Y	Hacker News new \| ask \| show \| jobs

by bburshteyn 3909 days ago

Currently, no fail-over of any kind is implemented in Cryptomove.

If one or more servers go down, all parts that currently reside on those servers obviously remain there. When a down server comes back again, it restarts the movement of all parts that used to reside there before the failure.

This may hamper delivery of data parts upon restore request in case some parts reside on the down server. However, the parts of the saved file is always duplicated on the client before they are directed to the servers. Thus, if enough servers are still up, the restore request may still fetch copies that are still on the up servers, and which path back to the base also goes through the up servers.

Again, currently copies of the same data part travel independently and randomly. In the worst case scenario it may happen that all of them end up on the down server, or that for all of them the path back to their base server has a down server. This however, seems unlikely if there is enough copies and up servers.

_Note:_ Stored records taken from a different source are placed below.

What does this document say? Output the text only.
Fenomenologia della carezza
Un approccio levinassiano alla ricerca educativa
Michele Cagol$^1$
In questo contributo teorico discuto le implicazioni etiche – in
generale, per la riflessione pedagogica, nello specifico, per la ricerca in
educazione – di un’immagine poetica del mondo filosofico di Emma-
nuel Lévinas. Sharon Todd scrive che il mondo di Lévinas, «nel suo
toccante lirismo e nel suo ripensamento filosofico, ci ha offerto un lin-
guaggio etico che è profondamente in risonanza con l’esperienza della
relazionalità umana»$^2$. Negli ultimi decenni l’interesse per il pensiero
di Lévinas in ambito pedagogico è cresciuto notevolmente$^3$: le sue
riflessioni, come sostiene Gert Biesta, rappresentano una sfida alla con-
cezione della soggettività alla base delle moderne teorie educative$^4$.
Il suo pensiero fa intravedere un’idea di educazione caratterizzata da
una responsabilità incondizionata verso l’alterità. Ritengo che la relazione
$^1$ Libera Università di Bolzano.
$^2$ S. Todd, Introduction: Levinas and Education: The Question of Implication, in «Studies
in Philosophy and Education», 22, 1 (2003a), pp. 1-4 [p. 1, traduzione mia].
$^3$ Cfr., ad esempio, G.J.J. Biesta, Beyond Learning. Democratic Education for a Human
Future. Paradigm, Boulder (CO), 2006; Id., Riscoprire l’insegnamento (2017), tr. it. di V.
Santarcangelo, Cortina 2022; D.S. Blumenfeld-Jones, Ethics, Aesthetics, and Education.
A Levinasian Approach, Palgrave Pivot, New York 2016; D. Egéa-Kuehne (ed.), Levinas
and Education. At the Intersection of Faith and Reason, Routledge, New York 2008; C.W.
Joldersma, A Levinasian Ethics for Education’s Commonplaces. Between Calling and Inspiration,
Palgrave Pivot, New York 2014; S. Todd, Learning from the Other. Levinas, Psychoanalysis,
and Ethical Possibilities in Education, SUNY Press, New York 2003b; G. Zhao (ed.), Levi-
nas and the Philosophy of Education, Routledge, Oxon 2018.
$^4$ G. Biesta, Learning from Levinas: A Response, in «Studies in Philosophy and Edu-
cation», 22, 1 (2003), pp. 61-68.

Also, when a server decides to push a data part onto another server, it only does it onto a server that is up. All servers maintain keep-alive heartbeats with the members of their clusters, so they know which cluster servers are up and which are down. Of course, it may happen a server goes down in the middle of a data piece transmission. In this case, if it is the source server, it will restart transmission upon its own restart. If it is the target server, the source server will receive a timeout or an exception, and will re-transmit the same part later to an online server (might even be the same target server that went down in case it had come back again).